Each morning was greeted with my own version of a Sun Salute. Surrounded by the things that inspired me; pebbles, feathers, pressed leaves and pond green pictures, it’s here I met yoga. First year uni taught me a lot, and looking back it wasn’t the lectures that stayed with me. Here’s a few things I’ve learned from my relationship with yoga…
- Be small & brave – Sometimes having a good cry in Child’s Pose is just the right yoga for today. Giving yourself space to feel takes courage.
- Be big – Sometimes a spontaneous and strong yoga session in the bush after a big walk is just the right yoga for today. Doing yoga as the moment arises feels amazing, committing to a routine is just one way to get to know yoga.
- Be simple – uncomplicated, short and frequent yoga is often better than the occasional long ‘yoga binge’ session.
- Be authentic – The only way to know what is authentic is to listen. Copying the person next to you in a yoga class isn’t really yoga – it’s stretching. Listening and focusing on your own breath, body & mind cultivates real juicy supportive yoga.
- Just turn up – if you don’t really feel like doing your yoga session, just turn up to your mat and see what happens. Or try again tomorrow.
- No-one cares about your hamstrings – flexibility is lovely, it really is, but moving with your body’s changing needs and being ‘internally’ flexible will take you further in life than touching your toes.
- Venture off your mat – try yoga outside after your walk, in the car or nip off to the ladies for a few stilling breaths. Many times I’ve stood supported by grounding Tree Pose in the bathroom before a meeting, a park to nurse my broken heart and under the lights of a yoga class. Yoga isn’t bound by the edges of your mat.
- Take a peek at your relationships – one of my teachers told me, ‘if you want to know how your yoga practice is going, take a look at your relationships’. Our relationship with ourselves and others plays out in the microcosm of our yoga practice. I also think it flows the other way too. Listening, practicing kindness and being realistic with yourself through yoga, helps foster these qualities in your relationships.

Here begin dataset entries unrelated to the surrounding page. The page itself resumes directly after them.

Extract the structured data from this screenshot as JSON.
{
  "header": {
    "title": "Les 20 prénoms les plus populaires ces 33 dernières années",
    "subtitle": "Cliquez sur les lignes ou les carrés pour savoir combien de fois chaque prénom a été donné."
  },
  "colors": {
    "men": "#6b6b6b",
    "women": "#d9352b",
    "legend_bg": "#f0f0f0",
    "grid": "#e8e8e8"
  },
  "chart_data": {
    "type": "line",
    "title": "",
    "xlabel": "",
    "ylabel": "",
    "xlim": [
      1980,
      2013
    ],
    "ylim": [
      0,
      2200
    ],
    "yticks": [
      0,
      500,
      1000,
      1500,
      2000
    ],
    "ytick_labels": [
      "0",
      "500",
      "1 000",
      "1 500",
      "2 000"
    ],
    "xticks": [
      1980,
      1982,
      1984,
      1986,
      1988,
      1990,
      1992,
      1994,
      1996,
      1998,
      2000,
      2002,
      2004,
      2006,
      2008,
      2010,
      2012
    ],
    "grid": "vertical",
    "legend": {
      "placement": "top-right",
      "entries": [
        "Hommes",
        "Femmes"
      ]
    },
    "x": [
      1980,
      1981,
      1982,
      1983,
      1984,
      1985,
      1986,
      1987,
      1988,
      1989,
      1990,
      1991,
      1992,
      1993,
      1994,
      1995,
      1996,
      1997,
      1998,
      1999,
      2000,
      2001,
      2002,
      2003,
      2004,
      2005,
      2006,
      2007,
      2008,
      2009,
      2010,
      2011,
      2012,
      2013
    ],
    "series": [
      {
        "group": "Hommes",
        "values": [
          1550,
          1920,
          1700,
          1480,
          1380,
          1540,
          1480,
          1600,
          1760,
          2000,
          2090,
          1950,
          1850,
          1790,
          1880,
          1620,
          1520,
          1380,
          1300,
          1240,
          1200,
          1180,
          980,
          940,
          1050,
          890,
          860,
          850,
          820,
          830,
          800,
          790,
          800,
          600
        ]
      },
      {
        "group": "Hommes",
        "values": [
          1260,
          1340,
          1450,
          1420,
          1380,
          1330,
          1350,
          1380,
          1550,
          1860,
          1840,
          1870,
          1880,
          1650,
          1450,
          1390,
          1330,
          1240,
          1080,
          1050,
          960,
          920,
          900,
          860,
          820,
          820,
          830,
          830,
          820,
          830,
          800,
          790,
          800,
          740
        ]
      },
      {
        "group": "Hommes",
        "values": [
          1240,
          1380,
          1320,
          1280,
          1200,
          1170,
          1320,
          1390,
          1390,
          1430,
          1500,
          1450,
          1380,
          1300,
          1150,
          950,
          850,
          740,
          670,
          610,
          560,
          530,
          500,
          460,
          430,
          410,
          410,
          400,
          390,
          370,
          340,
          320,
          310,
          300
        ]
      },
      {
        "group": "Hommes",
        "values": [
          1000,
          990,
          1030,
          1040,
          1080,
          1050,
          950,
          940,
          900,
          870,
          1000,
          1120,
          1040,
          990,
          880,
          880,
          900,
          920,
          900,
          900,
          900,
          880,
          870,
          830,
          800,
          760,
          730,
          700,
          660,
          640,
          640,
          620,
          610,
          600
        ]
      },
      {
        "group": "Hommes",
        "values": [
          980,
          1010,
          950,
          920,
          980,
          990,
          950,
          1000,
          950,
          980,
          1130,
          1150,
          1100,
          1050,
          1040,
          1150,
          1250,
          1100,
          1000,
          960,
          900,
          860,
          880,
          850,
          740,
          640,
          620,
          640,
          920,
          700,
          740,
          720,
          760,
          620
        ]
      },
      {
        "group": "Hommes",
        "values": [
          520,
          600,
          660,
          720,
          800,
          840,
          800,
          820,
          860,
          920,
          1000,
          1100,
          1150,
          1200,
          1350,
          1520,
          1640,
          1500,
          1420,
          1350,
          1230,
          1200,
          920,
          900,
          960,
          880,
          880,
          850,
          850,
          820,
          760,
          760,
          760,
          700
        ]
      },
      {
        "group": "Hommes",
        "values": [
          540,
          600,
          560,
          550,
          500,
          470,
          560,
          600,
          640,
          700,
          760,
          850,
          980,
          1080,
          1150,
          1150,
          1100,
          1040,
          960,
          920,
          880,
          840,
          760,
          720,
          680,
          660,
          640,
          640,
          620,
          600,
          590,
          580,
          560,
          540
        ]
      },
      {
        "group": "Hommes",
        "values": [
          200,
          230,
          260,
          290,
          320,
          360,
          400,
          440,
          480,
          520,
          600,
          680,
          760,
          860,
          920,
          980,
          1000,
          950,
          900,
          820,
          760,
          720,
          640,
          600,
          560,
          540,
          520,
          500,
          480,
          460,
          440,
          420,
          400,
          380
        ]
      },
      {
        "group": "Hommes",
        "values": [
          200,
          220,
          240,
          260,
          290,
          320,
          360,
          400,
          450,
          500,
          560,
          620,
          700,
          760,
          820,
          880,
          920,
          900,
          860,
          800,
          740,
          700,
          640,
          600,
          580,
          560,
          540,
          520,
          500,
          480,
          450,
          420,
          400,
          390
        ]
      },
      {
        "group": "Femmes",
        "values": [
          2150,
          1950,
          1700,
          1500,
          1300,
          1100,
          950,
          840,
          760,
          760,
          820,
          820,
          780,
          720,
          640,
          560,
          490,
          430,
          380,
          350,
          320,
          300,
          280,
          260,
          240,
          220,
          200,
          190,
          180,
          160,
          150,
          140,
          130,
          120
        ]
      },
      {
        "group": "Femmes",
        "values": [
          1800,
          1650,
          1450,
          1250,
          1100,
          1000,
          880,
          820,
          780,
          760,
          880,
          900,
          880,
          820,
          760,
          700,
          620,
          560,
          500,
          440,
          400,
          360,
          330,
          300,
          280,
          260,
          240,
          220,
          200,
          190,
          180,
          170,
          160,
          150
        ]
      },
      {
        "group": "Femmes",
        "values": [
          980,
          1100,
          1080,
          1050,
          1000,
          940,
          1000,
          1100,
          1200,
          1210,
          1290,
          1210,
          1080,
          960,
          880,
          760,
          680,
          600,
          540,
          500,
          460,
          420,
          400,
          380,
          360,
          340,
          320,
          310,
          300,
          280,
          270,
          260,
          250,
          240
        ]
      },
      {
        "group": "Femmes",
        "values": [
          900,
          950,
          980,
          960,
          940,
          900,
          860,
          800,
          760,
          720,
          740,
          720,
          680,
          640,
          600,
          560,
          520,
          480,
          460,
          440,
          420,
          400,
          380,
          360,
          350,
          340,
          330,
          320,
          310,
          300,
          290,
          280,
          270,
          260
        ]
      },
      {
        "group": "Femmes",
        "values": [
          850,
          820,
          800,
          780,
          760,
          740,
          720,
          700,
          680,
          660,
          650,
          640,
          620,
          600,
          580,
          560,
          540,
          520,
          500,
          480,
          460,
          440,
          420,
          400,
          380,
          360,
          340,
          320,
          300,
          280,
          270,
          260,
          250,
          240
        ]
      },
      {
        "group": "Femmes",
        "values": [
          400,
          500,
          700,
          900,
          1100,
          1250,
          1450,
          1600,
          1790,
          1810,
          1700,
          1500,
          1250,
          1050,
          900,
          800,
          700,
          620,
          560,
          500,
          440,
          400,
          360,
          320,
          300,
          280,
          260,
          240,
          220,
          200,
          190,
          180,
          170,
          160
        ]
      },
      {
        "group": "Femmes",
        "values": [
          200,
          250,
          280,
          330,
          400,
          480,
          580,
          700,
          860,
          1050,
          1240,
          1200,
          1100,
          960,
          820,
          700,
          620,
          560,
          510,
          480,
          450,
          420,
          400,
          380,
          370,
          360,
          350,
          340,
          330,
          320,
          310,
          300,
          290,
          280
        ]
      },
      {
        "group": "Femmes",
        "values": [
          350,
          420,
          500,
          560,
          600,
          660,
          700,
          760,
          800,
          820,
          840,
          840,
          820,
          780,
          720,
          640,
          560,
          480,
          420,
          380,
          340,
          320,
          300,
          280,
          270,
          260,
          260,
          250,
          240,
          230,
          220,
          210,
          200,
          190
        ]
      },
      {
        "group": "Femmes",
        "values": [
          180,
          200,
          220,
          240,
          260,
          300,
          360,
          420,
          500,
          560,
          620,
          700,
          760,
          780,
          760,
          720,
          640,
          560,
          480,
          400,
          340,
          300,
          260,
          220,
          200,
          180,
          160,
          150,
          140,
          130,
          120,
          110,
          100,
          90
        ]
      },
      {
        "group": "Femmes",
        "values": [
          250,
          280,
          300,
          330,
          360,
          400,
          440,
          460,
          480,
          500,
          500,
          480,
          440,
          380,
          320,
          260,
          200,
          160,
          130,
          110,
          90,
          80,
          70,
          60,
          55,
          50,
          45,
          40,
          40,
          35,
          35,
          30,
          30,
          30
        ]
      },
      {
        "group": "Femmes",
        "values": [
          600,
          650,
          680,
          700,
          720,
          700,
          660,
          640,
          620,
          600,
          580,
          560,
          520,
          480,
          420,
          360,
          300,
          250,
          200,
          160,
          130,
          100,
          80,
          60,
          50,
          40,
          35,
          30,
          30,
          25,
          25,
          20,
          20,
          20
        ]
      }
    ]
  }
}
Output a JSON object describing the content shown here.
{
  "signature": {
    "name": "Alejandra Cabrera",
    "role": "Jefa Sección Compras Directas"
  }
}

- Have a sense of humor – my teacher Marian would remind me, ‘don’t take it all too seriously, it’s only yoga’. How refreshing to just enjoy something wonderful, without the weight of expectation. With practice, maybe we can apply this to life too.
I love teaching pregnancy yoga, it’s such a special and sometimes challenging time. I find yoga can be a very nourishing touch stone of balance, both for mum and baby.